But the agency did receive a March 11 complaint that shows how far flippers will go as foreclosures dry up and competition increases.

A Southeast Portland man named James Giese, 36, died unexpectedly in December 2016, leaving no will.

His 10-year-old daughter inherited Giese's Woodstock home. But the girl could not make mortgage payments, and there was no equity in the home, so her grandmother, who was executor of the estate, told the bank the girl would surrender the house.

Flippers rushed to buy the redemption rights, which belonged to the 10-year-old.

The girl's step-grandfather, Paul Allman, 72, says he began negotiating with Vantage Homes. "We were talking about something in the $15,000 range," Allman recalls.

One of Vantage's competitors, Ten Bridges Real Estate, approached the girl's mother, Katrina Giese, who was divorced from the girl's late father and had no legal right to the house. She says Ten Bridges hounded her.

"They just wouldn't leave me alone," Giese says. She finally agreed to sell the rights to Ten Bridges for an initial payment of $460 with the promise of another $4,600 if the company bought the house at auction.

The girl's grandparents were irate.

"They got an uninformed young woman to sign away something of considerable value for next to nothing," Paul Allman says. "It's unconscionable."

After consulting a lawyer, Allman decided that Giese had no legal authority to sell the rights, so her sale to Ten Bridges was void. He then sold the redemption rights to Vantage on the girl's behalf for $6,000.

Ten Bridges' owner, Demian Heald, acknowledged his company struck a deal with Katrina Giese. But Heald denies any wrongdoing, saying he believes the girl's mother had the authority to sell the rights.

"The complaint is a tragic, misguided and unfair representation," Heald said in an email.

Vantage bought the house at auction, and Vantage and Ten Bridges are now fighting over the 10-year-old's redemption rights in Multnomah County Circuit Court.

Julius Davee agrees that the $300 Vantage Homes paid him for the redemption rights to his Milwaukie home was better than the alternative—nothing.

But he feels he got hoodwinked out of something of far greater value.

Julius Davee thought he was getting $2,500 for his redemption rights. He got $300. (Walker Stockly)

"It sucks," Davee says.

Unsophisticated sellers like Davee are not the only losers. When potential bidders know or fear that a competitor holds the redemption rights to a property, that can discourage them from bidding on a foreclosure.

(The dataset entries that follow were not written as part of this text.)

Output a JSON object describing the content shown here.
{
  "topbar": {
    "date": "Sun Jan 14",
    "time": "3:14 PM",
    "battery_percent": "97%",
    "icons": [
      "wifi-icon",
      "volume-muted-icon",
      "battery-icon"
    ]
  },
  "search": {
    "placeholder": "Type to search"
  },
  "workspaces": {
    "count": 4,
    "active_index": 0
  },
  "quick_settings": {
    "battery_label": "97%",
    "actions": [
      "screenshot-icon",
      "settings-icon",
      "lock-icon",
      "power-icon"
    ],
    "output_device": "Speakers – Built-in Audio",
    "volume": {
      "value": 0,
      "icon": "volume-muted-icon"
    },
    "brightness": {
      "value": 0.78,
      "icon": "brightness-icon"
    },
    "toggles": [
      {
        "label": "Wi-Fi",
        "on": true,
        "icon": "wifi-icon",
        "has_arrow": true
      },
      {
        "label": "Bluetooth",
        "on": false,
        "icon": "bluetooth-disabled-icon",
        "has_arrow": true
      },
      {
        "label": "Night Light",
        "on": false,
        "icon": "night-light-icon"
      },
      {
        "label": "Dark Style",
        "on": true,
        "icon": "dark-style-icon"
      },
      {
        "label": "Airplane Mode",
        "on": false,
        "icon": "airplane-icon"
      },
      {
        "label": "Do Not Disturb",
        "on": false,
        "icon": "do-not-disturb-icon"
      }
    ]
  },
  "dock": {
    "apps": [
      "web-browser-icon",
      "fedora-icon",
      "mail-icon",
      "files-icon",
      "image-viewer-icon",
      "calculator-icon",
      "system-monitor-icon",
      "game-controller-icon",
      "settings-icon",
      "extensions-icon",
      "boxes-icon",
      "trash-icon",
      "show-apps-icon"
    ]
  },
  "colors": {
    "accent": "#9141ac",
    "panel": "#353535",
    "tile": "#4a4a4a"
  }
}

Alan Brickley, former general counsel for American Title in Portland, has long been familiar with redemption rights. Brickley says when buyers know a flipper holds such rights, that knowledge can defeat the purpose of a foreclosure auction.

"They are artificially reducing the amount of money that should help the lender recoup losses and cover the costs of the judicial system," Brickley says. "That seems inappropriate."

There's no law against trading redemption rights—yet.

In 2017, state Sen. Laurie Monnes Anderson (D-Gresham) introduced legislation that would have prohibited anybody except the original homeowner from exercising redemption rights.

Monnes Anderson introduced the bill at the request of a constituent who bought a foreclosed property at auction and was then approached by a flipper who wanted to sell him the redemption rights.

The bill did not get a hearing.

Consumer advocates say the market for redemption rights is an unintended result of troubles in the mortgage market and serves no purpose.

"How does it benefit anybody that they take these rights and convert them to a commodity and trade them?" asks Shearer, the Portland consumer lawyer. "There's just no social utility in that at all."

Do Not Read This Fine Print

How did the little-known clause called "redemption rights" become a hot commodity for house flippers? It's complicated.

There are two common types of property foreclosures: judicial and nonjudicial. During and after the great recession that began in 2007, foreclosures skyrocketed because many homeowners had taken on mortgages they could not pay, a problem that worsened as property values tanked.

Historically, when lenders pulled the plug on homeowners in Oregon, they did so with what's called nonjudicial foreclosure, which was cheaper and faster than taking homeowners to court.

But as lenders bought and sold mortgages like commodities prior to the recession, they often cut corners and failed to record legal documents properly. When distressed borrowers sought loan modifications or information, they sometimes struggled to figure out who held their loans.

In 2013, an Oregon Supreme Court ruling on how mortgages are recorded curtailed nonjudicial foreclosures.

Lenders shifted to judicial foreclosures, conducted in sheriff's offices. The big difference: Unlike nonjudicial foreclosures, judicial foreclosures come with a guarantee of redemption rights. About half of U.S. states have laws that allow redemption rights, with redemption periods ranging from 30 days to two years.

"The Supreme Court decision changed everything," says Alan Brickley, former counsel for First American Title. "Before that, there wasn't much of a market for redemption rights."

Beyond Redemption

The journey of one house, on 6613 SE May St. in Milwaukie, through foreclosure.

July 1, 2016: Julius Davee sells his redemption rights to Vantage Homes for $300—which promises him $2,200 more if Vantage buys the home at auction.

May 10, 2017: Vantage records the purchase of its redemption rights, which signals to prospective buyers that Vantage can choose to take ownership of the home for up to 180 days after auction.

June 8, 2017: Vantage has controlled the house for nearly a year. But an affiliate company, Sean John LLC, buys the home at a Clackamas County sheriff's auction. Davee doesn't get the additional $2,200.

June 23, 2017: Vantage legally transfers the redemption rights to Sean John, so Sean John will have clean title to the home.